A new study by GroupM shows that many Canadians are vigilant about their data, and some are willing to pay to go ad-free as a result.

Technology has made our lives more connected than ever – which, for brands, has translated to a big opportunity.

But a new study by GroupM shows that, as connections grow, consumers are more and more concerned about the implications of technology, and what’s being done with their data. In fact, for many that concern translates to a willingness to pay a premium for services that better protect their data.

Canadians are exceptionally connected: 79% have shopped online in the past month, 67% have streamed video online and 56% have played mobile games. And most (53%) agree that technology is making their lives better.

However, more than one-third (36%) say that data and tech firms should be more strictly regulated.

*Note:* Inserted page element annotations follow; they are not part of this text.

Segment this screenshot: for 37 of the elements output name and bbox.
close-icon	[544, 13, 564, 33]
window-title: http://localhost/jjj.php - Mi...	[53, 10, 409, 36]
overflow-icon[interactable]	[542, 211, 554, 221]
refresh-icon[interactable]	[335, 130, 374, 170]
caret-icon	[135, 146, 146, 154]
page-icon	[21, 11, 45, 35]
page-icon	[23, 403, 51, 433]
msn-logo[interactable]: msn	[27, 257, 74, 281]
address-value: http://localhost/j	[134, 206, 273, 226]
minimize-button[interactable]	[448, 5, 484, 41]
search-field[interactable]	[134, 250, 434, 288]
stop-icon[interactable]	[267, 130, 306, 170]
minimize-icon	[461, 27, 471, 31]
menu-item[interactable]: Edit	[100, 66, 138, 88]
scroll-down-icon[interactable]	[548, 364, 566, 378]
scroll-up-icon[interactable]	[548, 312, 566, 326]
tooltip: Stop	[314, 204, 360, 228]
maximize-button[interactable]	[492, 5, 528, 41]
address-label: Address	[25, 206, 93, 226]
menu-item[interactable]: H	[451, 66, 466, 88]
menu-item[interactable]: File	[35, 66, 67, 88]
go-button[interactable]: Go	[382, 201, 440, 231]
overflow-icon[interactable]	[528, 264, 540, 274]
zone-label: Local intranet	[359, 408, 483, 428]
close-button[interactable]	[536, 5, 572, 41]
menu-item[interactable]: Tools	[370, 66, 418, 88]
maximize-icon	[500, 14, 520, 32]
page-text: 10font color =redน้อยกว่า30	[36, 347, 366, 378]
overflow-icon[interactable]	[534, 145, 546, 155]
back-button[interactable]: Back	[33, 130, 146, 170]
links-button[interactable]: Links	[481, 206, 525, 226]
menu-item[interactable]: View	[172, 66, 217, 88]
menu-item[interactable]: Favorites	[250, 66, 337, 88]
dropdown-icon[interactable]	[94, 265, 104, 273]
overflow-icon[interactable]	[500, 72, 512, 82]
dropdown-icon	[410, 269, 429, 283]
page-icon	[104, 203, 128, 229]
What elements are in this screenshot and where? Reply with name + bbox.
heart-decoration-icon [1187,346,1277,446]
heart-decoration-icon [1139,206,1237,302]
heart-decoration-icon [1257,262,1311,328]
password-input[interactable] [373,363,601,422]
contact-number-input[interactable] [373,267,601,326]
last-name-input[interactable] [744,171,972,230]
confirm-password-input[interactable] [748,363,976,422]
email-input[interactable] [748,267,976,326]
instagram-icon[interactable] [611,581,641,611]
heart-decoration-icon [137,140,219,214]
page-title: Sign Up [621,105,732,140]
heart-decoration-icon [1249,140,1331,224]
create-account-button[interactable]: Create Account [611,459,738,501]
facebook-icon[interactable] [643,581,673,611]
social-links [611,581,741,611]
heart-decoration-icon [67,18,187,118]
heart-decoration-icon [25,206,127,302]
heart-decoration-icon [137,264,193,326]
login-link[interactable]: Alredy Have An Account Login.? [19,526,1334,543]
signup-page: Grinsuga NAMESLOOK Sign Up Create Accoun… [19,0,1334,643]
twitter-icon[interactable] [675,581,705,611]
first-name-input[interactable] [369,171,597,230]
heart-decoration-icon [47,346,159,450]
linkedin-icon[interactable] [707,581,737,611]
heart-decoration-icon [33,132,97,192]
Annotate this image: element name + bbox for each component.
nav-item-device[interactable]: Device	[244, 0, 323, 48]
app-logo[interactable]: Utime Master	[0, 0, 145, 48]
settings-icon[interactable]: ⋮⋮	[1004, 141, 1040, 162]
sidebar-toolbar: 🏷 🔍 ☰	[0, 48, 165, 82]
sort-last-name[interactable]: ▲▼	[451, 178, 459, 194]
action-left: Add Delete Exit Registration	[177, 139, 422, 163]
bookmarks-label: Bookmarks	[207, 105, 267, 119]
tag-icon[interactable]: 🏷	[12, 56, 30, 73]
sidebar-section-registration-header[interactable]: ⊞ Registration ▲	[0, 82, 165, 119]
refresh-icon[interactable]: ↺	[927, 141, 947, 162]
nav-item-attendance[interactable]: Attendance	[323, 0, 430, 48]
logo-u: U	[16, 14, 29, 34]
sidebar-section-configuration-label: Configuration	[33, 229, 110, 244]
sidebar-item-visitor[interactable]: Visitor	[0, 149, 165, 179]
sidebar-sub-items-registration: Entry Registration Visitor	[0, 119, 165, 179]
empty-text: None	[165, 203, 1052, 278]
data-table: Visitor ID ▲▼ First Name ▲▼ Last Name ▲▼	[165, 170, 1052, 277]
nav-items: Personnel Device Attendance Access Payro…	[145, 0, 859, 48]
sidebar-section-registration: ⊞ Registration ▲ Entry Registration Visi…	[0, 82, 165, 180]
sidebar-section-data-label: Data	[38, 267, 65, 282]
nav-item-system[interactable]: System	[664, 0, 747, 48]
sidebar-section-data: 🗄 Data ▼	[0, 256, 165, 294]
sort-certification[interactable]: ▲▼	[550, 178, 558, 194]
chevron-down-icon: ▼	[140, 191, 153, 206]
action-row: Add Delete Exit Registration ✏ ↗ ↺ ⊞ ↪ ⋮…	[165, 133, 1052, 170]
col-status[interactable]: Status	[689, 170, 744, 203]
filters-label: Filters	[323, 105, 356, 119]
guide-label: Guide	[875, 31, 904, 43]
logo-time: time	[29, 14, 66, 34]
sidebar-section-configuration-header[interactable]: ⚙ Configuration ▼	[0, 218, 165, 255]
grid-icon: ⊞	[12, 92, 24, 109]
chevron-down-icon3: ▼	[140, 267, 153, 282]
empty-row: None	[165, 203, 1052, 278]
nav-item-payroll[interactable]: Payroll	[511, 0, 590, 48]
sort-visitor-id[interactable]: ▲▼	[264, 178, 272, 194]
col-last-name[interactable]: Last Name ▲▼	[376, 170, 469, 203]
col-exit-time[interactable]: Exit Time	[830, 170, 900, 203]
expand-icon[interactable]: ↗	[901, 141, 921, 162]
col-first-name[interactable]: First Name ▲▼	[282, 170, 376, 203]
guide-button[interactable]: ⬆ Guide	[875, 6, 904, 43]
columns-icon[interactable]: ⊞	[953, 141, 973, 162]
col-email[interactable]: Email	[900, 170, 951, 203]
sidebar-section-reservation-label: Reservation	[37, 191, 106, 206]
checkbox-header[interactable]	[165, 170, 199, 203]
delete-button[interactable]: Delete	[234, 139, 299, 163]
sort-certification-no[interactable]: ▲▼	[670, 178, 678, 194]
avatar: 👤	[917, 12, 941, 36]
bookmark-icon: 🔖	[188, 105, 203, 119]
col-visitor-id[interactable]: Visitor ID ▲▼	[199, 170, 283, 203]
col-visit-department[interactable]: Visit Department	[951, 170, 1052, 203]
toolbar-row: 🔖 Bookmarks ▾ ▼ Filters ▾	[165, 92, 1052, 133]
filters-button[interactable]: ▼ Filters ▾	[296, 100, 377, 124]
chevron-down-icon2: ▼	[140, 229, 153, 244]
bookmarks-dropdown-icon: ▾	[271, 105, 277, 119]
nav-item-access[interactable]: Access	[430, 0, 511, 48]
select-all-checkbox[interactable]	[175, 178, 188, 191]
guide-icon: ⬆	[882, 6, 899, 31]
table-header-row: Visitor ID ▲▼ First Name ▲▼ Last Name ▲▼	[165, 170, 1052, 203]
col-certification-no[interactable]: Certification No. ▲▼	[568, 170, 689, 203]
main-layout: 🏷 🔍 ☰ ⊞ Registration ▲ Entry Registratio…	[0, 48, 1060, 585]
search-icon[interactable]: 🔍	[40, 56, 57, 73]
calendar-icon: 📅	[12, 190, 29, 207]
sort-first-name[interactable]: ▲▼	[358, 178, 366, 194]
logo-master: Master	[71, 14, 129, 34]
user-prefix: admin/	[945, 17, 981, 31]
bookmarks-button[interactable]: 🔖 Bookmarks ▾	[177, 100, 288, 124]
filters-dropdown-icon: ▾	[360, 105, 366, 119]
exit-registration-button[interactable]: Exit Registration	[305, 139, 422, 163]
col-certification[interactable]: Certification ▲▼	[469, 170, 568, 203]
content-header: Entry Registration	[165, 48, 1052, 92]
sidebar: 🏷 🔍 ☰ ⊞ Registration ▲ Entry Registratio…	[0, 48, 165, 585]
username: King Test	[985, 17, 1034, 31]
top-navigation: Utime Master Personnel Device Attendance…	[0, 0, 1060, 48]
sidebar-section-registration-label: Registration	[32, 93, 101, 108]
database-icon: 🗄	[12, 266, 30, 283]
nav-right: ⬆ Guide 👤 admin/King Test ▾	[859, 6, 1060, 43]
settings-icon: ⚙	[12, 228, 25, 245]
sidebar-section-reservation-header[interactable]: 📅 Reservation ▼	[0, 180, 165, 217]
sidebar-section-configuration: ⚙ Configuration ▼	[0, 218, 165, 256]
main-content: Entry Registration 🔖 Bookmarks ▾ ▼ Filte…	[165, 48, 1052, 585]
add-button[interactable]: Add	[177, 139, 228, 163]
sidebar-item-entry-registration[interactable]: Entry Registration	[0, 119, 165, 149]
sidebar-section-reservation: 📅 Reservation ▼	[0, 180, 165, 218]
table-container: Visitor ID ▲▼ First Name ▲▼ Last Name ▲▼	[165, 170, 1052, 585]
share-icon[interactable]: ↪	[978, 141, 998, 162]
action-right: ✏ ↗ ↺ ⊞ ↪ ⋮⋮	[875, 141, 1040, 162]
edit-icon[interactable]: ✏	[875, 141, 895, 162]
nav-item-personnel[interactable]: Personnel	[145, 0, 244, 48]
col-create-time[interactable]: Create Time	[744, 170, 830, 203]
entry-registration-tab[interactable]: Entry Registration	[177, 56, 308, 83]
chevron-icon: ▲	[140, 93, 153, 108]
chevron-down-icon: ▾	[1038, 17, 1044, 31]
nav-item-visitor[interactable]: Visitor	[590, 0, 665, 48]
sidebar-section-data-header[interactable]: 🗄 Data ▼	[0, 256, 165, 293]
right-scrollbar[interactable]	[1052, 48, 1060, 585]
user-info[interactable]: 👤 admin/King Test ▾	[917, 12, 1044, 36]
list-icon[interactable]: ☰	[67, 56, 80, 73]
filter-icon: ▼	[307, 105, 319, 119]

Additionally,¬†only 23% say they look forward to a future filled with autonomous vehicles; 15% believe providing more data to companies results in better services; and 18% say they trust companies to “do the best for our future.”

Overall women appear to be more cautious about data security. They rank higher than men on concerns such as data and identity theft, fake news on social media and advertising being used to support the creation of inappropriate content. And, 56% of users overall say they have negative opinions about a brand that appears next to inappropriate content.

So who has the responsibility to change things? Most Canadians (79%) believe that digital platforms have a responsibility to block inappropriate ads, while 57% say the government should regulate what appears online in some form. While men prefer ad-blockers (43% say they have installed one, compared to 7% of women), women are much more likely to pay for premium content with no ads (42%, compared to 14% of men).

While some have argued that Canadians are more willing to share data if there is a value exchange – like discounts and vouchers or rewards of some sort – GroupM found that many Canadians won’t share their data, no matter what the incentive is. Across various data categories – like real-time location, voice recognition and biometrics – Canadians who would not share their information even if incentivized outweigh those who would share if offered some sort of reward. In several categories, such as online browsing behaviour, purchase history and travel history, Canadians are slightly more likely to share data if incentivized.

In no category are there many Canadians who are eager to share their data without the promise of a reward. The largest group is 28% who say they would share basic information such as their age and gender without an incentive. Even so, 52% say they would share their age and gender if there was an incentive and the remaining 20% aren’t open to sharing at all.